By Ruth Olurounbi
Nigeria is seeking to improve flow of credit to the real sectors by giving incentives to deposit money banks (DMBs) to provide affordable, long-term bank credit to the manufacturing, agriculture, as well as other sectors considered as capable of proving employment and stimulating growth in the country.
The Central Bank of Nigeria (CBN) has, therefore, put in place a Corporate Bonds Funding Program that allows to Corporate/Triple-A rated companies to issue long-term Corporate Bonds “subject to the intensified transparency requirements for participating corporates” including publishing “Information Memorandum spelling out the details of the projects for which the funds are required together terms and conditions showing that these are long term projects that are employment and growth stimulating,” in print.
Additionally, the CBN says it has put a new program in place that allows DMBs interested in providing credit financing to greenfield (new) and brownfield (expansion) projects in the agriculture and manufacturing sectors to request for the release of funds from their CRR to finance the projects under what it calls Differentiated Cash Reserves Requirement (DCRR), subject to “providing verifiable evidence that the funds shall be directed at the approved projects by the CBN.”
The Differentiated CRR carries a minimum of seven years with a two-year moratorium, while the tenor and the moratorium for the CBs will be specified in the prospectus by the issuing corporate, Director of Corporate Communications of the bank, Isaac Okorafor, disclosed in an emailed written statement to PSN.

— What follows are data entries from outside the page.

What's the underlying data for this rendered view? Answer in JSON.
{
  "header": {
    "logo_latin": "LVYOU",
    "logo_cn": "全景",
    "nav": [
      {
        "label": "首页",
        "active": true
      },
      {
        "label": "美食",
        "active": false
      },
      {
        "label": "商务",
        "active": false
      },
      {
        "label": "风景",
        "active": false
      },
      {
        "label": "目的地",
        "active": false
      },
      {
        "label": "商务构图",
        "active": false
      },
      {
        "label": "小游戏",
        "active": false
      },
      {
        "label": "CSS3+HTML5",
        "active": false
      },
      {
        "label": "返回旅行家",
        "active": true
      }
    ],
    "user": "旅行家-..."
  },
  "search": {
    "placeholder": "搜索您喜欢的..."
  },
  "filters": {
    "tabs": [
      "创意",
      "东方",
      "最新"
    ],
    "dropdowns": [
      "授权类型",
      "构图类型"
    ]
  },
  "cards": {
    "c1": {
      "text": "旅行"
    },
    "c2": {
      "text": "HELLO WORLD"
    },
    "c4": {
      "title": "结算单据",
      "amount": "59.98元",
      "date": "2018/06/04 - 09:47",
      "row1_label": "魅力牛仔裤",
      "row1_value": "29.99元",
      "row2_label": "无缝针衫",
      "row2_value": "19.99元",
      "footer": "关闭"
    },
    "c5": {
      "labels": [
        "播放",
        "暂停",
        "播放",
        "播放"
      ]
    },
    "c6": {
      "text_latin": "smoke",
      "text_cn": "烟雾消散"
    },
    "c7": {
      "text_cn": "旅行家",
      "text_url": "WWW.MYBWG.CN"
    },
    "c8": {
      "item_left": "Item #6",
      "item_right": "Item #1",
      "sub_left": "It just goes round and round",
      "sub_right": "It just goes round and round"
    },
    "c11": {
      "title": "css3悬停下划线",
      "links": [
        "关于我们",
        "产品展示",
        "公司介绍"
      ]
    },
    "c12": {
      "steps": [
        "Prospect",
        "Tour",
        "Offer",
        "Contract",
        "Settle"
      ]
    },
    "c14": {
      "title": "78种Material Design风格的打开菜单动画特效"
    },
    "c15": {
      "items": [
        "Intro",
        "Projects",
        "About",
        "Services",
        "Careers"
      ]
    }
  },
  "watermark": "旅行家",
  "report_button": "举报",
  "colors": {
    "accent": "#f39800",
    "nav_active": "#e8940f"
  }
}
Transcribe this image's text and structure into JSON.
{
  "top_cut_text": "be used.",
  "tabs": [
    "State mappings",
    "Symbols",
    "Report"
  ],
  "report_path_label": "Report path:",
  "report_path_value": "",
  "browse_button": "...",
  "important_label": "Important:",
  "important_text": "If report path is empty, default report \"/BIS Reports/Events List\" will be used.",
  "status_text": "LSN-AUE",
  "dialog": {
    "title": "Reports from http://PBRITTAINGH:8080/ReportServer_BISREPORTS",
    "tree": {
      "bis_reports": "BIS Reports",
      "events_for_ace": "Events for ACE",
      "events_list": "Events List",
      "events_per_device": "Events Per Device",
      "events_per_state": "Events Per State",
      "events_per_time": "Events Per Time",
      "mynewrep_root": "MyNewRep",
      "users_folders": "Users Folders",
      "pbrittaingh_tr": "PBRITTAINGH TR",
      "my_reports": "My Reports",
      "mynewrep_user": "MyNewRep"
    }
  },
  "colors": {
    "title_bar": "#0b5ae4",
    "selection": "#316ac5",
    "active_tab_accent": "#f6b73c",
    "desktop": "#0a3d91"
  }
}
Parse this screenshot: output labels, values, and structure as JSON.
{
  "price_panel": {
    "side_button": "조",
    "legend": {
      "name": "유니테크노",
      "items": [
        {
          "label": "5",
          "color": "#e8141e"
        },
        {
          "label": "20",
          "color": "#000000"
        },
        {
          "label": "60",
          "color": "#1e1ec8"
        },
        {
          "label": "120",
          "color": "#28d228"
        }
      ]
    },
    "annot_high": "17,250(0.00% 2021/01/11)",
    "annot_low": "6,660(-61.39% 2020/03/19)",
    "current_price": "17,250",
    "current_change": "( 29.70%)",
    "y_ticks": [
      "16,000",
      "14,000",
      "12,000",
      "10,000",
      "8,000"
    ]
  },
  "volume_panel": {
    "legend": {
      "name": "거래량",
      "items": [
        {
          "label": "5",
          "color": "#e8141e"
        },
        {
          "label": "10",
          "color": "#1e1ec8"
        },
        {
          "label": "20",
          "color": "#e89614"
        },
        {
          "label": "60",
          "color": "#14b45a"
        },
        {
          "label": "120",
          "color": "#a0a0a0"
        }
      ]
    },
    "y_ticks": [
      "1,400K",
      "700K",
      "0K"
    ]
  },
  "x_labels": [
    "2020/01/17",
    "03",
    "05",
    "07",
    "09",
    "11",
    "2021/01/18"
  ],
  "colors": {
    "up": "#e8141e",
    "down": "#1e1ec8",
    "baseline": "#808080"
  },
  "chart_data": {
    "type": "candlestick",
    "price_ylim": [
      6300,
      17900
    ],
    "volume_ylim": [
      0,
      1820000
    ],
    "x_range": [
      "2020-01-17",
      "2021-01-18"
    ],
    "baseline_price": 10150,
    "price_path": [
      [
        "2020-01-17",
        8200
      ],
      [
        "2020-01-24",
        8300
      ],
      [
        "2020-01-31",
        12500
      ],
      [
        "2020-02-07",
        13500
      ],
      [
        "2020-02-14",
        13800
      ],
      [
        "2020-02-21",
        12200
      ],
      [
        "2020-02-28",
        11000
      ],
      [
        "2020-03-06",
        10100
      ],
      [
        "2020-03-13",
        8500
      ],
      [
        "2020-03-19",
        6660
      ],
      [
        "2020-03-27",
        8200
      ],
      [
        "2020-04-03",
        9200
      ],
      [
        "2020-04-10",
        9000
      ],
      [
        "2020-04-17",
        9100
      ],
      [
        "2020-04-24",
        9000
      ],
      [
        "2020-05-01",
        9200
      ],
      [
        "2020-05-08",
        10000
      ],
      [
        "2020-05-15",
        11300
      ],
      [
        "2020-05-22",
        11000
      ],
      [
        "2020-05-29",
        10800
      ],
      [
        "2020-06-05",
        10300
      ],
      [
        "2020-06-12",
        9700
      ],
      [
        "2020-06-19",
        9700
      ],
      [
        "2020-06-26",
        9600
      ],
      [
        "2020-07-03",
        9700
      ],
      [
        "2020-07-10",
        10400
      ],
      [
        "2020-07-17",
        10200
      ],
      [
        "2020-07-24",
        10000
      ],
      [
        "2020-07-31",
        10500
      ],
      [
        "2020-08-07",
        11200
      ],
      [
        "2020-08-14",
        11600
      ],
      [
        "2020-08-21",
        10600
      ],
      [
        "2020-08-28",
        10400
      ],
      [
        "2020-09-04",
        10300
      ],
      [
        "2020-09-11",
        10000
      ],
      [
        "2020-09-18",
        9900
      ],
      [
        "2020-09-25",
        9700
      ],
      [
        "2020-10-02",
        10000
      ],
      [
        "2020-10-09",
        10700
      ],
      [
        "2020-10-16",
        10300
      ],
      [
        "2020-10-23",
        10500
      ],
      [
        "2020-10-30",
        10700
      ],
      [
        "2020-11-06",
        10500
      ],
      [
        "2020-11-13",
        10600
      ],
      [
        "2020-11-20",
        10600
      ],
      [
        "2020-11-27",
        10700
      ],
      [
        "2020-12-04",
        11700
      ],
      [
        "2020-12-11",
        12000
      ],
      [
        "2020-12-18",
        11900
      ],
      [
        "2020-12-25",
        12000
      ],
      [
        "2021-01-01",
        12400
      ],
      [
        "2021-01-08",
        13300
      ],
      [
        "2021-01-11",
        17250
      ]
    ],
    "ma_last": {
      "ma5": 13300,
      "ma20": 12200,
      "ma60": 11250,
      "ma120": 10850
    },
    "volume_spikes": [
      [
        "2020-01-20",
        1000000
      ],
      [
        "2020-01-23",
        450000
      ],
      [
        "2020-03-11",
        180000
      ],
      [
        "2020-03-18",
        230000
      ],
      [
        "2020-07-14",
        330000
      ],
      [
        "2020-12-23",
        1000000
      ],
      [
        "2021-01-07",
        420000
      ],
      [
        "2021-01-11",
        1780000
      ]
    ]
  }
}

Okorafor, in the statement, said the central bank has okayed N10 billion as the maximu facility per project and “facilities are to be administered at an all-in Interest rate/charge of 9 per cent per annum.”
This program builds on the July CBN Monetary Policy Committee (MPC) in which a revised guidelines for Accessing Real Sector Support Facility (RSSDF) through Cash Reserves Requirement (CRR)/Corporate Bonds (CBs) was introduced; and seeks to consolidate and sustain the nation’s economic recovery, Okorafor said.